La vie martienne peut être cachée sous des pierres

la vie martienne peut être cachée sous des pierres

Sur Terre, certains des microbes les plus robustes utilisent les minéraux comme protection contre les rayons ultraviolets. Peut-être que les microbes martiens ont utilisé notre stratégie?

La vie sur Mars est quand même difficile. Les conditions peuvent être si graves que les scientifiques doutent que les microbes puissent survivre. L'atmosphère est mince, la surface est brûlée par les radiations et la planète elle-même ressemble à un désert de vents et de poussière.

Mais peut-être y a-t-il des endroits où la vie a fleuri dans un passé lointain quand il y avait une atmosphère dense et humide sur Mars. Ainsi, lorsque la scientifique Janice Bishop a examiné les roches carbonatées dans le désert de Mojave il y a quelques années, elle a immédiatement remarqué une perspective pour Mars.

En 2006, Bishop a publié un article dans «International Journal of Astrobiology», appelant l'oxyde de fer «écran solaire aux ultraviolets» pour son ancienne photosynthèse sur Terre. Les résultats ont montré que les roches de Mojave contenaient également des couches d'oxyde de fer sous lesquelles étaient dissimulés des carbonates.

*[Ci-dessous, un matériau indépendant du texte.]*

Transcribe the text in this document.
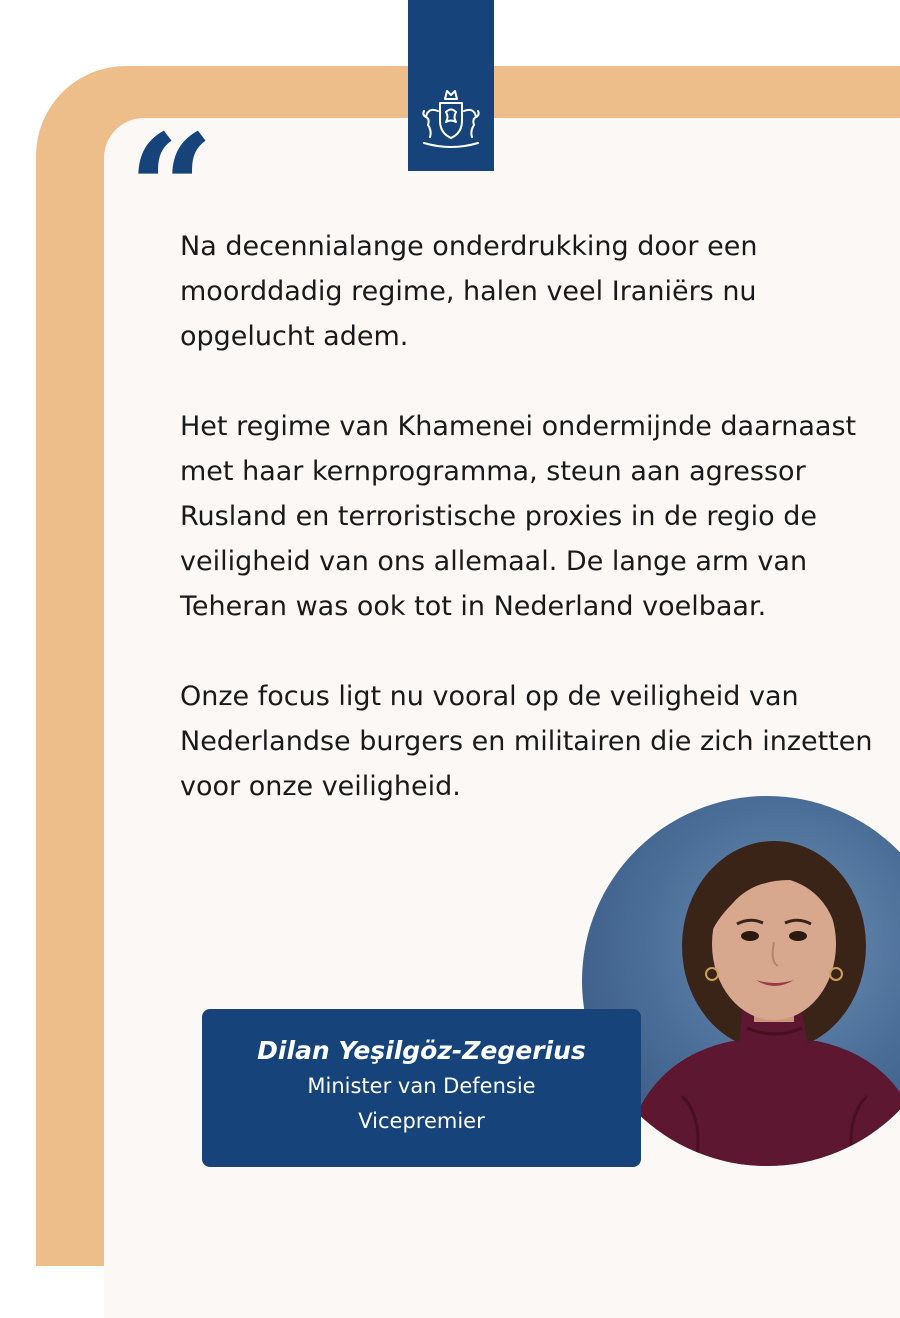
“

Na decennialange onderdrukking door een moorddadig regime, halen veel Iraniërs nu opgelucht adem.

Het regime van Khamenei ondermijnde daarnaast met haar kernprogramma, steun aan agressor Rusland en terroristische proxies in de regio de veiligheid van ons allemaal. De lange arm van Teheran was ook tot in Nederland voelbaar.

Onze focus ligt nu vooral op de veiligheid van Nederlandse burgers en militairen die zich inzetten voor onze veiligheid.

Dilan Yeşilgöz-Zegerius
Minister van Defensie
Vicepremier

«Ils se sont tous blottis sous un minéral rouge appelé hématite», a déclaré Bishop. L'hématite est également un élément commun sur Mars. De plus, chercheur principal et président du groupe d'astrobiologie de l'Institut SETI, Bishop est connu pour avoir créé l'outil CRISM (spectromètre imageur de reconnaissance compacte) destiné à l'orbiteur de reconnaissance Mars. L’engin spatial produisait des images haute résolution et recevait également des inventions spectroscopiques de Mars depuis plus de dix ans. Cela a donné toute une montagne d'informations utiles sur l'apparence de la surface.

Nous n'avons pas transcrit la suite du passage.